The Power in Causes and Effects is Created by the Mind

Table of Contents
This propensity of the mind to imbue its impressions on objects is why we think that necessity and power lies in the objects we consider, and not in our mind that considers them.
It is impossible for us to create the idea of power and necessity, when the mind does not pass from the idea of an object to the idea of its usual attendant.
This is our only reasonable account of necessity.
Many will treat my feelings as extravagant and ridiculous if the contrary notion is so riveted in the mind from the above principles.
Other people would say:
- What? The effectiveness of causes lies in the mind’s determination?
- Causes cannot operate entirely without the mind?
- Causes would stop operating if there were no mind to contemplate them, or no reason concerning them?
Thought depends on causes for its operation, but causes do not depend on thought.
This would reverse the order of nature and make the secondary as the primary.
Every operation has a proportional power.
This power must be placed on the body that it operates.
If we remove the power from one cause, we must ascribe it to another cause.

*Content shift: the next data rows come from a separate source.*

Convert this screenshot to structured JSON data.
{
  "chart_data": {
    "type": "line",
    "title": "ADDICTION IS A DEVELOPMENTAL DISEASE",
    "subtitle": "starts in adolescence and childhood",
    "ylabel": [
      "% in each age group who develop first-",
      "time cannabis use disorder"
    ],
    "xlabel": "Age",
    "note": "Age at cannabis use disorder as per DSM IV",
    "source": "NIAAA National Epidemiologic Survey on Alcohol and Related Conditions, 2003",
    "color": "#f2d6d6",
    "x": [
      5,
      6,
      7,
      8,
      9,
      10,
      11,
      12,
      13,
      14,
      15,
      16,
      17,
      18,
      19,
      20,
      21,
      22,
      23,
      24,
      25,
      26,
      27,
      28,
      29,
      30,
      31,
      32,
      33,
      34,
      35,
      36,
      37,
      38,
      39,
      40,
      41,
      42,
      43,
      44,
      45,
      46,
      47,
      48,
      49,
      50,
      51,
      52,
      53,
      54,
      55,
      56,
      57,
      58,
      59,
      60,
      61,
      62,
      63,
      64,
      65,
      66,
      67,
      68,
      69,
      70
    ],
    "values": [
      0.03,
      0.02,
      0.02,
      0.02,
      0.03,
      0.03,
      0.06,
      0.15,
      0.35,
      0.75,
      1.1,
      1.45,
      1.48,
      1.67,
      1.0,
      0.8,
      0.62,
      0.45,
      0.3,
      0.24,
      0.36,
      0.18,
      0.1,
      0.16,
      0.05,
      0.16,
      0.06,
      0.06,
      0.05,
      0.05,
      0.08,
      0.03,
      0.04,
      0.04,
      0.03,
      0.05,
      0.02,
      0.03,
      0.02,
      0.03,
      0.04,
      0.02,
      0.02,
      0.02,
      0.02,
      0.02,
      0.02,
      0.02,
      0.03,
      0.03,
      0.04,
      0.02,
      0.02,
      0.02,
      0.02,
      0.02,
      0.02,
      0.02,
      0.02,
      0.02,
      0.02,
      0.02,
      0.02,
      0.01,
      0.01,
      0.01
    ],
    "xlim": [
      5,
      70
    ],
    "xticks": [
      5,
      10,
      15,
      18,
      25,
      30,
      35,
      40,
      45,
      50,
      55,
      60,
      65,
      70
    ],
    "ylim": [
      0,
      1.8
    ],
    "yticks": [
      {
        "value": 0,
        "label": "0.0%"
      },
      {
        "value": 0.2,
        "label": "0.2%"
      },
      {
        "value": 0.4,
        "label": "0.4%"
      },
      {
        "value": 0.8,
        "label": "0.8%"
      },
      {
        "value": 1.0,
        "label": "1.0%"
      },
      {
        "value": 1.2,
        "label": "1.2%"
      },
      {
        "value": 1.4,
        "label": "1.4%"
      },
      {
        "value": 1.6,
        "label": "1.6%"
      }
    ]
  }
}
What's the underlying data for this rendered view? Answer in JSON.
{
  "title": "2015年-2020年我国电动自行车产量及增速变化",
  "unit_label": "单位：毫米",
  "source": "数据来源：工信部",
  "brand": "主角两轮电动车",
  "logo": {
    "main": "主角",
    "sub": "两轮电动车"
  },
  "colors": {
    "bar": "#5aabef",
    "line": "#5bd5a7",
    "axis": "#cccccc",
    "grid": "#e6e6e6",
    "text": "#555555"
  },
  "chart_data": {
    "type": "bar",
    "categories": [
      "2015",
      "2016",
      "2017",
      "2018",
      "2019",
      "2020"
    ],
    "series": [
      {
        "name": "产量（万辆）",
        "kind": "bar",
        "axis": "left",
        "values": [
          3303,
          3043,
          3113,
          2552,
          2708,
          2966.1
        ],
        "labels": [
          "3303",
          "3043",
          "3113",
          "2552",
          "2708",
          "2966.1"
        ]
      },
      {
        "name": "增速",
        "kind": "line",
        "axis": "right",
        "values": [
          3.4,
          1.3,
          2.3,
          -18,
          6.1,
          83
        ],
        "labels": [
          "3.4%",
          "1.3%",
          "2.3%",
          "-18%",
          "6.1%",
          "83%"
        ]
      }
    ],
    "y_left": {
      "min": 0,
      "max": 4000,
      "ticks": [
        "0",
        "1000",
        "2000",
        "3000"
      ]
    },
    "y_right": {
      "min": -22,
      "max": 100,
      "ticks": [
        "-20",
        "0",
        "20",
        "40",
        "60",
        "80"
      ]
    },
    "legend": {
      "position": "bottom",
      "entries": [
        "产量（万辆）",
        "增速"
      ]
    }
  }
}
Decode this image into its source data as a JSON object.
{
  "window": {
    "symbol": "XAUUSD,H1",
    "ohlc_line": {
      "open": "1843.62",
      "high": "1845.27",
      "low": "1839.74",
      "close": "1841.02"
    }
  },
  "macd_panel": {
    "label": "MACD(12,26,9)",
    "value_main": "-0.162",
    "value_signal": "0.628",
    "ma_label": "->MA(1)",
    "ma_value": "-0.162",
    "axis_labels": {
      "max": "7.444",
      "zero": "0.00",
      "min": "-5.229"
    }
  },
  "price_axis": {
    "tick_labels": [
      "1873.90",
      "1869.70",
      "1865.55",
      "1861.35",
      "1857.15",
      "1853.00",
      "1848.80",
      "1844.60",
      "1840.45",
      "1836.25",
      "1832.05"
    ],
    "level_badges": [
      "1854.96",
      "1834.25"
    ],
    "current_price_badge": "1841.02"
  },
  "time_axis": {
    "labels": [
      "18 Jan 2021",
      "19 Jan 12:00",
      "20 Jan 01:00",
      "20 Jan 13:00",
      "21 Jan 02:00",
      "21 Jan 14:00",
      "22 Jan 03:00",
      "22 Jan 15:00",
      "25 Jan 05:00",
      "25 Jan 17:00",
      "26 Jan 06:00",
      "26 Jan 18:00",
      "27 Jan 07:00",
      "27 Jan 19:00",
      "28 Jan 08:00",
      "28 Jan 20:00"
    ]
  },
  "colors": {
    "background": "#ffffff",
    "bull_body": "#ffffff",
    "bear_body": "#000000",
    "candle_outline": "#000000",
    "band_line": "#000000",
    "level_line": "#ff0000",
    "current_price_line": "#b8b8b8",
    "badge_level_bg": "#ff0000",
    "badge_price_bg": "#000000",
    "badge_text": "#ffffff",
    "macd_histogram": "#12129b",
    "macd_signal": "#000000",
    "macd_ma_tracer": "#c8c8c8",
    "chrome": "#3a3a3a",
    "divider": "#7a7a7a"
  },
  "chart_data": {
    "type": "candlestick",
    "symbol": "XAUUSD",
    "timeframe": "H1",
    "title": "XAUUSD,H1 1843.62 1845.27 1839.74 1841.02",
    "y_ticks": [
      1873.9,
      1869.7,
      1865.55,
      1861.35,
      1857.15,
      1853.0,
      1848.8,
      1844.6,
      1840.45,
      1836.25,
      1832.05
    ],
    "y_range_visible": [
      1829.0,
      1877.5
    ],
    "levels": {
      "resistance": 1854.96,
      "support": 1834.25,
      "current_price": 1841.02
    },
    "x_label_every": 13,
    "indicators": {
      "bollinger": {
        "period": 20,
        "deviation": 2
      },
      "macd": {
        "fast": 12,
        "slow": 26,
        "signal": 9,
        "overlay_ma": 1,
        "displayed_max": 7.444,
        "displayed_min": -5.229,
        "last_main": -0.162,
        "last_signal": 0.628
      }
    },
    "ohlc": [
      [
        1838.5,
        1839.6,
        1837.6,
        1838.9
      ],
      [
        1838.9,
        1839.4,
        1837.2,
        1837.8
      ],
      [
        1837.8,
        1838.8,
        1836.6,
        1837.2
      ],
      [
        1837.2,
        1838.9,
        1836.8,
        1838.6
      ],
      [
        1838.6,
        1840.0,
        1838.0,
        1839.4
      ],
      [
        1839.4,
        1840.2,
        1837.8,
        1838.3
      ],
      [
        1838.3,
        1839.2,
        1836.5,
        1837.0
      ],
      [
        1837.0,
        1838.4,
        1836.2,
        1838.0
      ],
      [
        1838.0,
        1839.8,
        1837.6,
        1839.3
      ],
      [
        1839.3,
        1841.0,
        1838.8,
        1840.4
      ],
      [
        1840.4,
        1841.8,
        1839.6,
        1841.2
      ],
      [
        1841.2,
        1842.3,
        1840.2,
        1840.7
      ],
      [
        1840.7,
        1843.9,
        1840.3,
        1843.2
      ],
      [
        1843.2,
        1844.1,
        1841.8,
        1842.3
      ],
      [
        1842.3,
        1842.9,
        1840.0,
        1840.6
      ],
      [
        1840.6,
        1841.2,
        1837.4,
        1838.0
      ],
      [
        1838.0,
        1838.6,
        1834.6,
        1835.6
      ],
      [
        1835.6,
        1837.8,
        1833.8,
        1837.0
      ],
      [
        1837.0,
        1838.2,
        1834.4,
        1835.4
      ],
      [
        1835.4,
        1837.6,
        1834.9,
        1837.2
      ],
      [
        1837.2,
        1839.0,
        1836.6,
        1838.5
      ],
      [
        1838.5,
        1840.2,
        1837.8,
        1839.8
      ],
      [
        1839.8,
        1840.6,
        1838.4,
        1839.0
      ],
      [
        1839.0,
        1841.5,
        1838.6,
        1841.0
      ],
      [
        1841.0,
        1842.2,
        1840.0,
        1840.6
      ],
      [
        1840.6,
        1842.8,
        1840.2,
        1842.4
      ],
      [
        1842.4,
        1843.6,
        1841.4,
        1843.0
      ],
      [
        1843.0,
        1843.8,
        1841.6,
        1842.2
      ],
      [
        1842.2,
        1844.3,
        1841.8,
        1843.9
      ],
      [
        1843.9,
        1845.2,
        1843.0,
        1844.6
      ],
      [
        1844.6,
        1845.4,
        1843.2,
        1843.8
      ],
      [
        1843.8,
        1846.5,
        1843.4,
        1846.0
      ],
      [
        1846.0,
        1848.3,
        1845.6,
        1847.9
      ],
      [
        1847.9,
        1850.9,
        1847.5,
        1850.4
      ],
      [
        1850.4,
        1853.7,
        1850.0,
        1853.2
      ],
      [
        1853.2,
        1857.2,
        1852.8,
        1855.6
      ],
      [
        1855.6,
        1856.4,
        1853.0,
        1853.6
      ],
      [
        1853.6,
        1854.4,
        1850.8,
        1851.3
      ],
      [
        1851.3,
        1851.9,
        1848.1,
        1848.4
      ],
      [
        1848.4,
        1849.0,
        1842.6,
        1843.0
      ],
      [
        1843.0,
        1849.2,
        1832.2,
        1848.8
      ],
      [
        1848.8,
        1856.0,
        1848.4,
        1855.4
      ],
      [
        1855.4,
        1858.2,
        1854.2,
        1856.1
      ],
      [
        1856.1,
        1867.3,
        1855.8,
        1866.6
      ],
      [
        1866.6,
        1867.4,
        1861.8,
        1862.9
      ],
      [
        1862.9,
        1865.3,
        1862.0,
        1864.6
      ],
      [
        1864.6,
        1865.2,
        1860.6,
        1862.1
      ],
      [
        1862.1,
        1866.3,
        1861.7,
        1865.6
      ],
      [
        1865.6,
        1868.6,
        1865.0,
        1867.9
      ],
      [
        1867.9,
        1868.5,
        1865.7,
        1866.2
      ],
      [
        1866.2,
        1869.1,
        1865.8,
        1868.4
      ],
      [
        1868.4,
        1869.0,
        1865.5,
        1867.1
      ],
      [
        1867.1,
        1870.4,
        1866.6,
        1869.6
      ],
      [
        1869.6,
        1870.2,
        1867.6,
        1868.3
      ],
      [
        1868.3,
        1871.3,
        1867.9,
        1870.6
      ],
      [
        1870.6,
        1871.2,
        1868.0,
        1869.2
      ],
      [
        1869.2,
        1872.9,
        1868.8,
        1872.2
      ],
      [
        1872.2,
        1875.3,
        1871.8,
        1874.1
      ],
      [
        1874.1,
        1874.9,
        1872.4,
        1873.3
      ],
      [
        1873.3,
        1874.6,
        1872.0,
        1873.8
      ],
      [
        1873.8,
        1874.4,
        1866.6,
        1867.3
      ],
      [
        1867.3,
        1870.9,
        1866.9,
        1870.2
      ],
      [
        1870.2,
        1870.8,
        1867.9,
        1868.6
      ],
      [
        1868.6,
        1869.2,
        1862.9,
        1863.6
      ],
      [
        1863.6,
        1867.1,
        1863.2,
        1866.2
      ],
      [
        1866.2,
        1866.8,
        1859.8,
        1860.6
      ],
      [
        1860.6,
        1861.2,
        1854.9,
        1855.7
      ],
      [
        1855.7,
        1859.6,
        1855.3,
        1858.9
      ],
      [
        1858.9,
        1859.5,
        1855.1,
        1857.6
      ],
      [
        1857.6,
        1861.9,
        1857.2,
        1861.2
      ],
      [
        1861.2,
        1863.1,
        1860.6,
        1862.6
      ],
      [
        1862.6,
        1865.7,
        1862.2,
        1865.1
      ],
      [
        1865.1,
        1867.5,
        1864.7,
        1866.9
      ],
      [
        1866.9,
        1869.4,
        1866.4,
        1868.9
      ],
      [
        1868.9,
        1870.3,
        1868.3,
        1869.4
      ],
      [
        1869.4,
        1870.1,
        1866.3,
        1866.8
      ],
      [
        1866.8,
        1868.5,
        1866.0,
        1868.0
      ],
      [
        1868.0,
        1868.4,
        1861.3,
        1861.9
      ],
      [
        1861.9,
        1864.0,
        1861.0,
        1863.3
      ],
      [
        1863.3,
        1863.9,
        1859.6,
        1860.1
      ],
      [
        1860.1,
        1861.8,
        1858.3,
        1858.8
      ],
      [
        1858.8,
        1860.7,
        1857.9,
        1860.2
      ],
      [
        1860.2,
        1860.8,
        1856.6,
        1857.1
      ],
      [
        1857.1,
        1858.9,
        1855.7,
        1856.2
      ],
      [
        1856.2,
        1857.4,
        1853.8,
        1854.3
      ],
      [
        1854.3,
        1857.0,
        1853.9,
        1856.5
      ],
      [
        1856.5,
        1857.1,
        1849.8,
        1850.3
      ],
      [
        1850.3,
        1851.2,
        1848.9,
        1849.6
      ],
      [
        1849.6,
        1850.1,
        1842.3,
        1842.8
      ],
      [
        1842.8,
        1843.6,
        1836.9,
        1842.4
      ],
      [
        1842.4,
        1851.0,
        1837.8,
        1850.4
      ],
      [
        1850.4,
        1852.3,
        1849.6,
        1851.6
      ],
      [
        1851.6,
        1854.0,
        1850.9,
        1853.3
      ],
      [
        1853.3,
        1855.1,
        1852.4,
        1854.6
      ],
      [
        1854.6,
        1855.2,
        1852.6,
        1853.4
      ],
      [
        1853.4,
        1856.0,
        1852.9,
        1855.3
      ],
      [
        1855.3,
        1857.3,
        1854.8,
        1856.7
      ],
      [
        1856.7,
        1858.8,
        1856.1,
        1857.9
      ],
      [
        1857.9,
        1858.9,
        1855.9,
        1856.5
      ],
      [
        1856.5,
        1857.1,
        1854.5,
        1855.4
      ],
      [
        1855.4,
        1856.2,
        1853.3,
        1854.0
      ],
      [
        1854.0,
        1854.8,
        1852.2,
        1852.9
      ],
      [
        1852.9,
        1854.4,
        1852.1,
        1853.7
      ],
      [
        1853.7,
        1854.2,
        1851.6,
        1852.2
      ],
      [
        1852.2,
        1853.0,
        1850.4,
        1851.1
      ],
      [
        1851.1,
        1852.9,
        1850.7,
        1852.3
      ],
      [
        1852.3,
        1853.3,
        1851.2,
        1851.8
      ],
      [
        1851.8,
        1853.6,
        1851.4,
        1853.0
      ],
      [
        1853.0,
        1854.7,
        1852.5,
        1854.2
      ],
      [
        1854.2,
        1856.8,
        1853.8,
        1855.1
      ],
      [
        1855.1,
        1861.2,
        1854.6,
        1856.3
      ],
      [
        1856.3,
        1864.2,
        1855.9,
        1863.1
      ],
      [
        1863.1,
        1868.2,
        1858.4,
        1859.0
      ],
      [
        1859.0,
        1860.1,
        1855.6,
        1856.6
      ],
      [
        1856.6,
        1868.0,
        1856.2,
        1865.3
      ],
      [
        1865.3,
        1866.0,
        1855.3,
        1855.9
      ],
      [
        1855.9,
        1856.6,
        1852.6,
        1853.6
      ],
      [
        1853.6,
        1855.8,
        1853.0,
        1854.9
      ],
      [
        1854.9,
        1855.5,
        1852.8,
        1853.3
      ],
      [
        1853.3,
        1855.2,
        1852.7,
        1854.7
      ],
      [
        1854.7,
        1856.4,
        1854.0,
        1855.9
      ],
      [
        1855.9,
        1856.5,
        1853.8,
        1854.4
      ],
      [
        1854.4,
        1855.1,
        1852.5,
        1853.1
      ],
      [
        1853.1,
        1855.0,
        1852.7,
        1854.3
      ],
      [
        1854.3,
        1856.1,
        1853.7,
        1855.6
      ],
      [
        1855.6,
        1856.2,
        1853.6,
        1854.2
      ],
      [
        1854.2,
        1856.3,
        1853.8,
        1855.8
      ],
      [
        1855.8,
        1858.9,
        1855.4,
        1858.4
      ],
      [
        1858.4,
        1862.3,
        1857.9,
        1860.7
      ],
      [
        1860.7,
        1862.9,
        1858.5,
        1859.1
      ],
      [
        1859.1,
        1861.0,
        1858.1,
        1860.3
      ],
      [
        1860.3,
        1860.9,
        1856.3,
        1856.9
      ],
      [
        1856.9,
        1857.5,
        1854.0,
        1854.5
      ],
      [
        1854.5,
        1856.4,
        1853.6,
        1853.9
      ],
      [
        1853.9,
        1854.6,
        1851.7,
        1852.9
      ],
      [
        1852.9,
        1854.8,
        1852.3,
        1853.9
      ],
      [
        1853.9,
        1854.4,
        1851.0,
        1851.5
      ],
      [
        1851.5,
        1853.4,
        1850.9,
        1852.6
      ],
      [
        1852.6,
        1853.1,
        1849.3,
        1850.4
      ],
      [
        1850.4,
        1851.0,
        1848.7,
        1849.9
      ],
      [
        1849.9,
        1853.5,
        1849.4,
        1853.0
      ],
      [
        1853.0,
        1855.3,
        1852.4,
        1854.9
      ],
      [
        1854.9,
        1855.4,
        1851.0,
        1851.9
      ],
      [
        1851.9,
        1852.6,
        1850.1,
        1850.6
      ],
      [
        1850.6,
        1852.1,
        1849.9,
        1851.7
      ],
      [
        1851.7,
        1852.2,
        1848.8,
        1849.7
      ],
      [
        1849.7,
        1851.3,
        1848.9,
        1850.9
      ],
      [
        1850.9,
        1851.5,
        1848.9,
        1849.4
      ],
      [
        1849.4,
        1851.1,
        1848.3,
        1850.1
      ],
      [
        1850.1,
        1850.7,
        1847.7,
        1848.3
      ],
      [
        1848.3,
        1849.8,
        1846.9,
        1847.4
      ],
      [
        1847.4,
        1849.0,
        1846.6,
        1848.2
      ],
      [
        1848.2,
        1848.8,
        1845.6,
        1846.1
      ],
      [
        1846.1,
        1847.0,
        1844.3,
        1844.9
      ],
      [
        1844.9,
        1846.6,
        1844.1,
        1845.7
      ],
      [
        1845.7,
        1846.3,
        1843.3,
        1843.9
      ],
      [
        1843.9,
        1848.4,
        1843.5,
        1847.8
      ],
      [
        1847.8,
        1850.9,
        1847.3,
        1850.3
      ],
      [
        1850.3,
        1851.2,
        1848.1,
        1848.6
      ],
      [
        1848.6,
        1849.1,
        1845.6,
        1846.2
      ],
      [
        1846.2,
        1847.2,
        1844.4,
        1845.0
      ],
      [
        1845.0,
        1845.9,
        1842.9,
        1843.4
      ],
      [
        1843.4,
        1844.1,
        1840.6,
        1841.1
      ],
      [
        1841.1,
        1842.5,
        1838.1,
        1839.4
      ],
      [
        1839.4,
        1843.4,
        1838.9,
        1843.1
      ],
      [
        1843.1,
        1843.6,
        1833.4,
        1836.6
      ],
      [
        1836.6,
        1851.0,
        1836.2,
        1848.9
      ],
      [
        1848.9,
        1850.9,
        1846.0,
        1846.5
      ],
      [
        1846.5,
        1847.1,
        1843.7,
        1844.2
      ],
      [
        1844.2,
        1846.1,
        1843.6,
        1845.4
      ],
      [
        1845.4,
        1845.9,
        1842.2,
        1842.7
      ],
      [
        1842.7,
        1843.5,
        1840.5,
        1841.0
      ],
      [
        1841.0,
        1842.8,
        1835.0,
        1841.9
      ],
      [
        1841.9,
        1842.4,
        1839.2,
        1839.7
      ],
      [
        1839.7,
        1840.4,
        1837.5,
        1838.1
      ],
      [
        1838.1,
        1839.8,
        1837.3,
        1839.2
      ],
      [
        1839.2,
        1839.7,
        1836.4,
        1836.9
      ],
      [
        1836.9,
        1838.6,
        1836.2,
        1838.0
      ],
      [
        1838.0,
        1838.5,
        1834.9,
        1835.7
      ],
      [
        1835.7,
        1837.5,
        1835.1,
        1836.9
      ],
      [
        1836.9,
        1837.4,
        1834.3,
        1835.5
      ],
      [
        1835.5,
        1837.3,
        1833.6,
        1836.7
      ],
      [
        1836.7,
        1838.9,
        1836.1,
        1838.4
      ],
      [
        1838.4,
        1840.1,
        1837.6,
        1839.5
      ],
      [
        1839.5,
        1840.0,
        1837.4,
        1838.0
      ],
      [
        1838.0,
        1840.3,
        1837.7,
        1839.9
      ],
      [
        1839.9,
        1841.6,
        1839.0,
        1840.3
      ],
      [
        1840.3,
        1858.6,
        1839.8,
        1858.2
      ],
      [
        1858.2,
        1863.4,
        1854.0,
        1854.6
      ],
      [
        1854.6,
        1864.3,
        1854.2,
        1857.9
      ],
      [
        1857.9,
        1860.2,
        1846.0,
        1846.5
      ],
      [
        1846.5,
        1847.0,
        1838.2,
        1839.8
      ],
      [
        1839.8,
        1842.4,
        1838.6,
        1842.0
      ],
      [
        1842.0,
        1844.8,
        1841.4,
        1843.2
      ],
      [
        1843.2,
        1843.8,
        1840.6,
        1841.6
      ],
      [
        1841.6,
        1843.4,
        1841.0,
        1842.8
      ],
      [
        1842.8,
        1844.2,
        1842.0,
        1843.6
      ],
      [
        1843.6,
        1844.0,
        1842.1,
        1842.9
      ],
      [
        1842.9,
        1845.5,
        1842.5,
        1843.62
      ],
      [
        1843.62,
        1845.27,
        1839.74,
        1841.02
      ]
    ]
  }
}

But it is a gross absurdity to:
- remove power from all causes, and
- bestow it on a being that is related only to the cause or effect by perceiving them.
This is contrary to the most certain principles of human reason.
I reply that the case is the same as a blind man pretending to find many absurdities in:
- red being different from the sound of a trumpet, or
- the light not being the same as solidity.
If we have no idea of a power or effectiveness in any object, or of any real connection between causes and effects, it will be useless to prove that an effectiveness is needed in all operations.
We do not understand our own meaning in talking so.
We ignorantly confound ideas which are distinct from each other.
There are several qualities in material and immaterial objects which we are utterly unacquainted with.
It will be of little consequence to the world if we call these power or effectiveness.
Instead of meaning these unknown qualities, we make the terms of ‘power’ and ’effectiveness’ to signify something which:
- we have a clear idea of, and
- is incompatible with those objects we apply it to.
Obscurity and error then begin to take place.
We are led astray by a false philosophy.
This is what happens when we:
- transfer the mind’s determination to external objects, and
- suppose any real intelligible connection between them.
This connection is a quality which can only belong to the mind that considers them.
The operations of nature are independent of our thought and reasoning.
Accordingly, objects bear the relations of contiguity and succession to each other.
Like objects may be observed in several instances to have like relations.
All this is independent of, and antecedent to the operations of the understanding.
But if we go further and ascribe a power or necessary connection to these objects, we can never observe this in them.
Instead, we get this idea from our own feeling when we think about them.
For example, when any object is presented to us, it immediately conveys a lively idea of that object to the mind which is usually found to attend it.
This determination of the mind forms the necessary connection of these objects.
But when we change the point of view, from the objects to the perceptions:
- the impression is considered as the cause,
- the lively idea is considered as the effect, and
- their necessary connection is that new determination, which we feel to pass from the idea of the one to that of the other.
The uniting principle among our internal perceptions is as unintelligible as the uniting principle among external objects, and is not known to us in any other way than by experience.
The nature and effects of experience have been already explained.
It never gives us any insight into the internal structure or operating principle of objects.
It only accustoms the mind to pass from one to another.